It has been several months since the last edition of Mendoza Line ETFs, but with the baseball playoffs drawing near, now is as good of a time as any to use baseball analogies with ETFs. For those that are only casual fans of baseball history, "Mendoza Line" refers to a batter whose average is below .200. That easily translates to the financial markets as the 200-day moving average is viewed as critical by technical analysts.
Here it is the 200-day simple moving average that is being used. The highlighted ETFs are all within 20 percent or less of that moving average. That criteria was used in an effort to find those funds that stand a reasonable chance of reclaiming the 200-day line in the near-term. Without further ado, here are five ETFs that could move above the 200-day moving average in the coming weeks.

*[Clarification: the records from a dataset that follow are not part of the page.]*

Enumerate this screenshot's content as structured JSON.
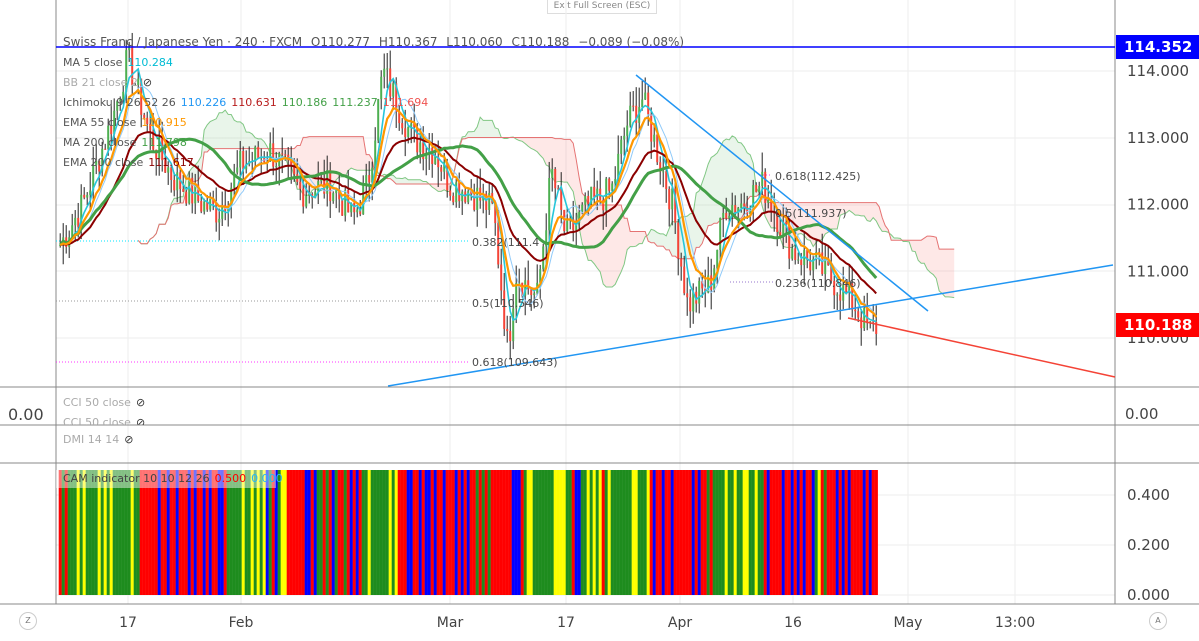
{
  "toolbar": {
    "exit_fullscreen": "Exit Full Screen (ESC)",
    "left_circle": "Z",
    "right_circle": "A"
  },
  "header": {
    "title": "Swiss Franc / Japanese Yen · 240 · FXCM",
    "open": "O110.277",
    "high": "H110.367",
    "low": "L110.060",
    "close": "C110.188",
    "change": "−0.089 (−0.08%)"
  },
  "indicators": [
    {
      "label": "MA 5 close",
      "values": [
        "110.284"
      ],
      "colors": [
        "#00bcd4"
      ]
    },
    {
      "label": "BB 21 close 2",
      "values": [],
      "hidden": true
    },
    {
      "label": "Ichimoku 9 26 52 26",
      "values": [
        "110.226",
        "110.631",
        "110.186",
        "111.237",
        "111.694"
      ],
      "colors": [
        "#2196f3",
        "#b71c1c",
        "#43a047",
        "#43a047",
        "#ef5350"
      ]
    },
    {
      "label": "EMA 55 close",
      "values": [
        "110.915"
      ],
      "colors": [
        "#ff9800"
      ]
    },
    {
      "label": "MA 200 close",
      "values": [
        "111.798"
      ],
      "colors": [
        "#43a047"
      ]
    },
    {
      "label": "EMA 200 close",
      "values": [
        "111.617"
      ],
      "colors": [
        "#8b0000"
      ]
    }
  ],
  "panes": {
    "cci1": "CCI 50 close",
    "cci2": "CCI 50 close",
    "dmi": "DMI 14 14",
    "cam": {
      "label": "CAM indicator 10 10 12 26",
      "v1": "0.500",
      "v2": "0.000"
    },
    "cci_axis": "0.00"
  },
  "price_tags": {
    "line": "114.352",
    "last": "110.188",
    "line_color": "#0000ff",
    "last_color": "#ff0000"
  },
  "fib_labels": [
    {
      "text": "0.382(111.4",
      "color": "#00e5ff"
    },
    {
      "text": "0.5(110.546)",
      "color": "#33dd33"
    },
    {
      "text": "0.618(109.643)",
      "color": "#ff33ff"
    },
    {
      "text": "0.618(112.425)",
      "color": "#ff33ff"
    },
    {
      "text": "0.5(111.937)",
      "color": "#33dd33"
    },
    {
      "text": "0.236(110.846)",
      "color": "#9575cd"
    }
  ],
  "chart_data": {
    "type": "candlestick",
    "y_axis": {
      "ticks": [
        "114.000",
        "113.000",
        "112.000",
        "111.000",
        "110.000"
      ],
      "range": [
        109.3,
        114.6
      ]
    },
    "cam_axis": {
      "ticks": [
        "0.400",
        "0.200",
        "0.000"
      ]
    },
    "x_ticks": [
      "17",
      "Feb",
      "Mar",
      "17",
      "Apr",
      "16",
      "May",
      "13:00"
    ],
    "grid": true,
    "approx_close_path": [
      [
        "Jan 8",
        111.4
      ],
      [
        "Jan 11",
        112.0
      ],
      [
        "Jan 15",
        113.3
      ],
      [
        "Jan 17",
        114.2
      ],
      [
        "Jan 20",
        113.0
      ],
      [
        "Jan 23",
        112.4
      ],
      [
        "Jan 27",
        112.0
      ],
      [
        "Jan 29",
        111.9
      ],
      [
        "Feb 1",
        112.6
      ],
      [
        "Feb 5",
        112.8
      ],
      [
        "Feb 9",
        112.2
      ],
      [
        "Feb 13",
        112.3
      ],
      [
        "Feb 16",
        111.8
      ],
      [
        "Feb 18",
        112.3
      ],
      [
        "Feb 20",
        114.0
      ],
      [
        "Feb 22",
        113.5
      ],
      [
        "Feb 24",
        113.0
      ],
      [
        "Feb 27",
        112.8
      ],
      [
        "Mar 1",
        112.3
      ],
      [
        "Mar 4",
        112.2
      ],
      [
        "Mar 7",
        111.9
      ],
      [
        "Mar 9",
        109.8
      ],
      [
        "Mar 10",
        111.0
      ],
      [
        "Mar 13",
        110.6
      ],
      [
        "Mar 15",
        112.5
      ],
      [
        "Mar 17",
        111.5
      ],
      [
        "Mar 20",
        112.0
      ],
      [
        "Mar 23",
        112.2
      ],
      [
        "Mar 25",
        113.2
      ],
      [
        "Mar 27",
        113.6
      ],
      [
        "Mar 29",
        112.8
      ],
      [
        "Mar 31",
        112.0
      ],
      [
        "Apr 2",
        110.5
      ],
      [
        "Apr 5",
        110.8
      ],
      [
        "Apr 7",
        112.0
      ],
      [
        "Apr 9",
        112.0
      ],
      [
        "Apr 12",
        112.3
      ],
      [
        "Apr 14",
        111.8
      ],
      [
        "Apr 16",
        111.3
      ],
      [
        "Apr 19",
        111.1
      ],
      [
        "Apr 21",
        110.9
      ],
      [
        "Apr 24",
        110.5
      ],
      [
        "Apr 26",
        110.1
      ],
      [
        "Apr 27",
        110.188
      ]
    ],
    "horizontal_line": 114.352,
    "last_price": 110.188
  }
}
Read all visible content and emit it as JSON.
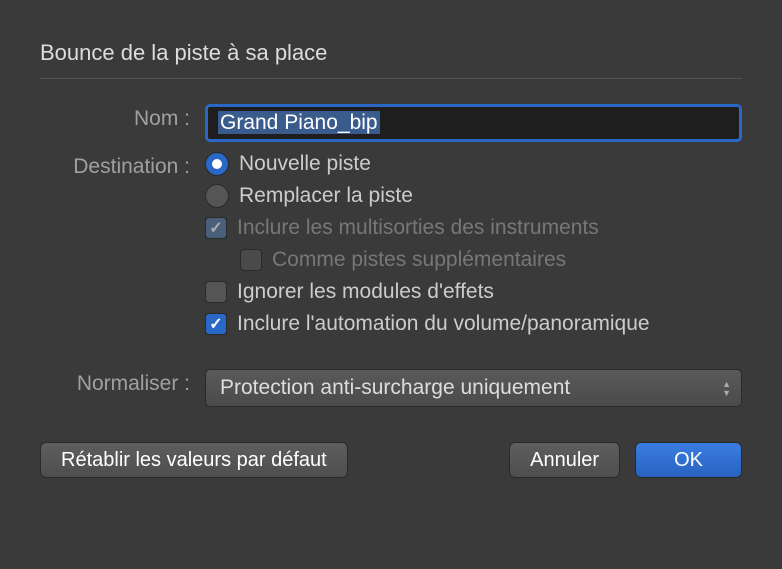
{
  "title": "Bounce de la piste à sa place",
  "name": {
    "label": "Nom :",
    "value": "Grand Piano_bip"
  },
  "destination": {
    "label": "Destination :",
    "options": {
      "new_track": "Nouvelle piste",
      "replace_track": "Remplacer la piste"
    },
    "include_multioutput": "Inclure les multisorties des instruments",
    "as_additional_tracks": "Comme pistes supplémentaires",
    "bypass_effects": "Ignorer les modules d'effets",
    "include_automation": "Inclure l'automation du volume/panoramique"
  },
  "normalize": {
    "label": "Normaliser :",
    "selected": "Protection anti-surcharge uniquement"
  },
  "buttons": {
    "reset": "Rétablir les valeurs par défaut",
    "cancel": "Annuler",
    "ok": "OK"
  }
}
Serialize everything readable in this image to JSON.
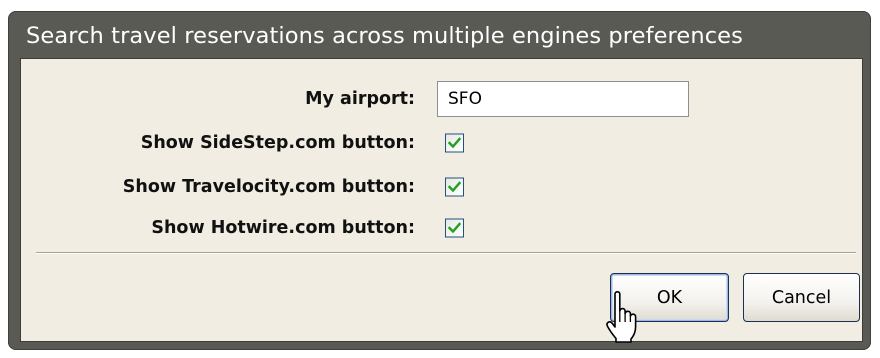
{
  "dialog": {
    "title": "Search travel reservations across multiple engines preferences"
  },
  "form": {
    "airport": {
      "label": "My airport:",
      "value": "SFO"
    },
    "checkboxes": [
      {
        "label": "Show SideStep.com button:",
        "checked": true
      },
      {
        "label": "Show Travelocity.com button:",
        "checked": true
      },
      {
        "label": "Show Hotwire.com button:",
        "checked": true
      }
    ]
  },
  "buttons": {
    "ok": "OK",
    "cancel": "Cancel"
  },
  "icons": {
    "checkmark": "checkmark-icon",
    "cursor": "hand-pointer-icon"
  },
  "colors": {
    "title_bar": "#5a5a55",
    "panel": "#f1ede2",
    "check": "#21a121"
  }
}
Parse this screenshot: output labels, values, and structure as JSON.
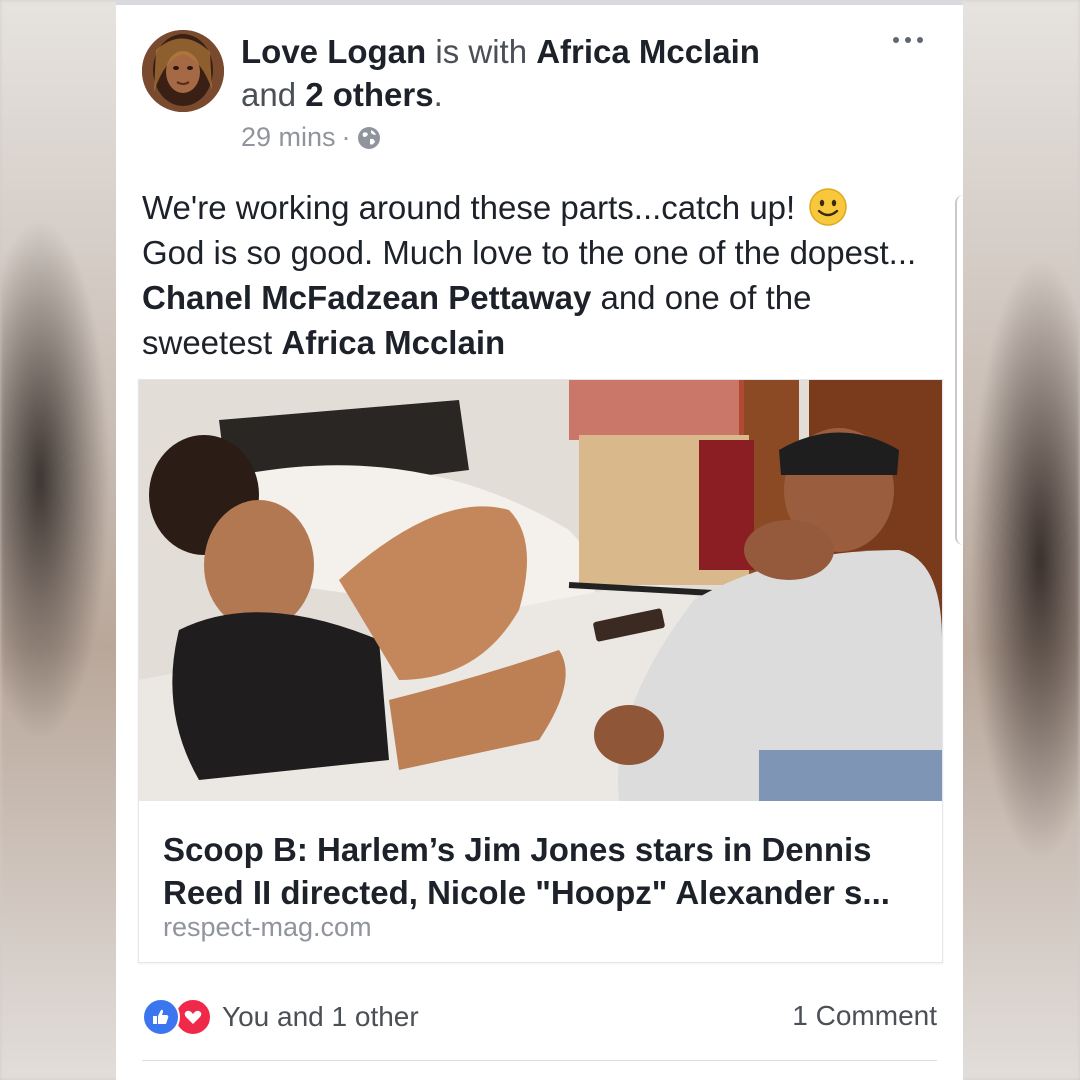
{
  "post": {
    "author": "Love Logan",
    "connector_with": " is with ",
    "tagged_person": "Africa Mcclain",
    "connector_and": "and ",
    "others": "2 others",
    "period": ".",
    "time": "29 mins",
    "separator": "·",
    "privacy_icon": "globe-icon",
    "text_part1": "We're working around these parts...catch up! ",
    "text_part2": "God is so good. Much love to the one of the dopest... ",
    "mention1": "Chanel McFadzean Pettaway",
    "text_part3": " and one of the sweetest ",
    "mention2": "Africa Mcclain"
  },
  "link_preview": {
    "title": "Scoop B: Harlem’s Jim Jones stars in Dennis Reed II directed, Nicole \"Hoopz\" Alexander s...",
    "domain": "respect-mag.com"
  },
  "footer": {
    "reactions_text": "You and 1 other",
    "comments_text": "1 Comment"
  },
  "colors": {
    "like_blue": "#3b75f0",
    "love_red": "#f0284a",
    "text_primary": "#1d2129",
    "text_secondary": "#90949c"
  }
}
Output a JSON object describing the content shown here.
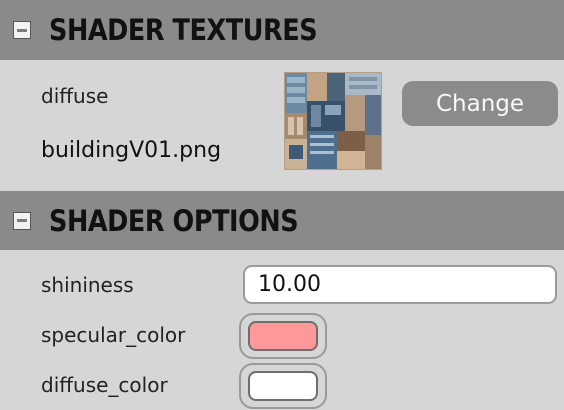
{
  "textures_section": {
    "title": "SHADER TEXTURES",
    "texture_label": "diffuse",
    "texture_filename": "buildingV01.png",
    "change_button": "Change"
  },
  "options_section": {
    "title": "SHADER OPTIONS",
    "shininess_label": "shininess",
    "shininess_value": "10.00",
    "specular_label": "specular_color",
    "specular_color": "#ff9999",
    "diffuse_label": "diffuse_color",
    "diffuse_color": "#ffffff"
  },
  "colors": {
    "header_bg": "#8a8a8a",
    "panel_bg": "#d6d6d6",
    "button_bg": "#8b8b8b"
  }
}
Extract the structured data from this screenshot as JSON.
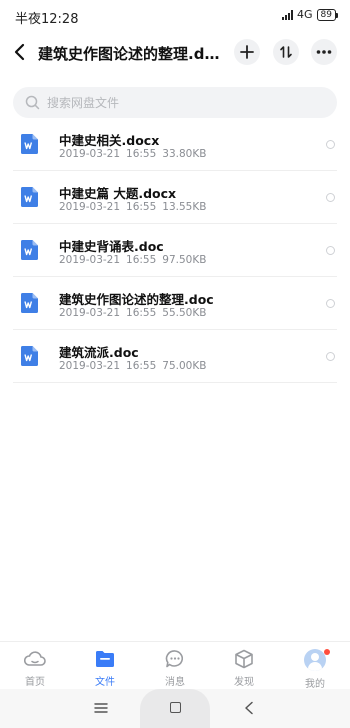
{
  "status_bar": {
    "time": "半夜12:28",
    "network": "4G",
    "battery": "89"
  },
  "header": {
    "title": "建筑史作图论述的整理.docx",
    "back_icon": "chevron-left-icon",
    "add_icon": "plus-icon",
    "sort_icon": "sort-arrows-icon",
    "more_icon": "more-dots-icon"
  },
  "search": {
    "placeholder": "搜索网盘文件",
    "value": ""
  },
  "files": [
    {
      "name": "中建史相关.docx",
      "date": "2019-03-21",
      "time": "16:55",
      "size": "33.80KB"
    },
    {
      "name": "中建史篇 大题.docx",
      "date": "2019-03-21",
      "time": "16:55",
      "size": "13.55KB"
    },
    {
      "name": "中建史背诵表.doc",
      "date": "2019-03-21",
      "time": "16:55",
      "size": "97.50KB"
    },
    {
      "name": "建筑史作图论述的整理.doc",
      "date": "2019-03-21",
      "time": "16:55",
      "size": "55.50KB"
    },
    {
      "name": "建筑流派.doc",
      "date": "2019-03-21",
      "time": "16:55",
      "size": "75.00KB"
    }
  ],
  "tabs": [
    {
      "label": "首页",
      "icon": "home-cloud-icon",
      "active": false
    },
    {
      "label": "文件",
      "icon": "folder-icon",
      "active": true
    },
    {
      "label": "消息",
      "icon": "chat-bubble-icon",
      "active": false
    },
    {
      "label": "发现",
      "icon": "cube-icon",
      "active": false
    },
    {
      "label": "我的",
      "icon": "avatar",
      "active": false
    }
  ],
  "colors": {
    "accent": "#3a7cf7",
    "word_icon": "#3f7fe6",
    "inactive_tab": "#9a9ca0",
    "notification_dot": "#ff4d3d"
  }
}
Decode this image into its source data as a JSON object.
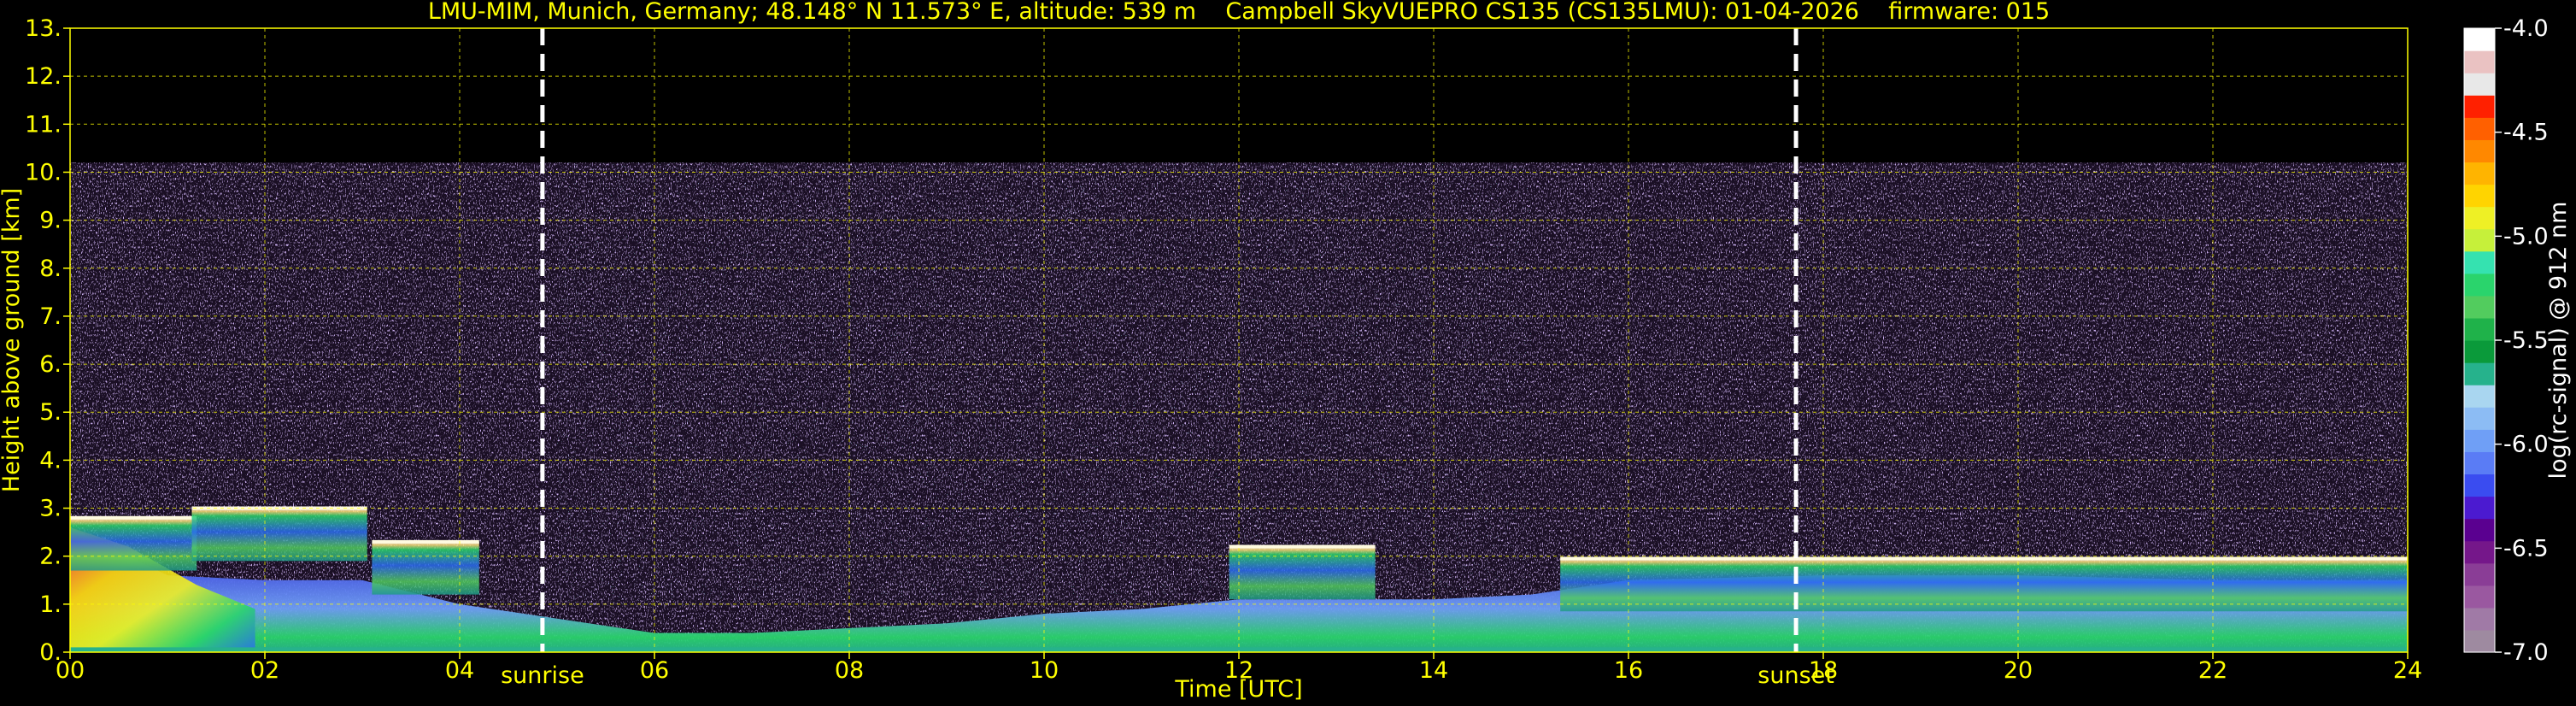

Market Vectors Steel ETF SLX
The epitome of a cyclical play, the Market Vectors Steel ETF was in rally mode prior to last week's quantitative easing announcement. That was enough to send the ETF above its 200-day line, but the subsequent pullback has SLX living the Mendoza Line dream. In other words, the ETF is just 3.2 percent below its 200-day moving average.
Given the high-beta nature of steel stocks, SLX could make up that gap in just two or three trading days. Critical to the ETF's fortunes is that it finds support at $46 if the pullback continues. That would indicate old resistance has turned to new support, a bullish sign.
Market Vectors Indonesia Small-Cap ETF IDXJ
Prior to Tuesday's session, the Market Vectors Indonesia Small-Cap ETF was showing some signs of life. However, the light volume loss on Tuesday chased the fund back below its 50-day moving average at $16.
IDXJ is 11.5 percent from its 200-day moving average, so it has some work ahead of it. The first positive step would be to show some positive correlation to the Market Vectors Indonesia ETF IDX, something IDXJ has yet to really do. If IDXJ can start tracking its large-cap cousin higher, investors looking to up their Indonesian risk profiles might be apt to embrace the country's small-caps.
Global X China Consumer ETF CHIQ
Despite having over $100 million in assets under management, the Global X China Consumer ETF leads a fairly anonymous existence. Then again, it is hard to standout when there are nearly 230 ETFs offering China exposure on the market today.
To CHIQ's credit, it is up 3.5 percent in the past month while the overrated iShares FTSE China 25 Index Fund FXI is up less than a tenth of a percent. News of China's stimulus is already out. Now the question for CHIQ is how the country's stimulus efforts will benefit the ETF, which needs to gain just six percent to get back to its 200-day moving average.
iShares MSCI Israel Capped Investable Market Index Fund EIS
Investing in EIS means more than just considering the ETF's 70 holdings. It means evaluating the region and what is going with Israel's neighbors.
Even amid rising tensions in the Middle East EIS has joined other ETFs with exposure to the region in moving higher in recent weeks. That alone is an impressive sign.
Now all EIS needs to do is gain less than two percent to get back to its 200-day moving average. If that happens, the mid-$40s is a legitimate destination for this ETF.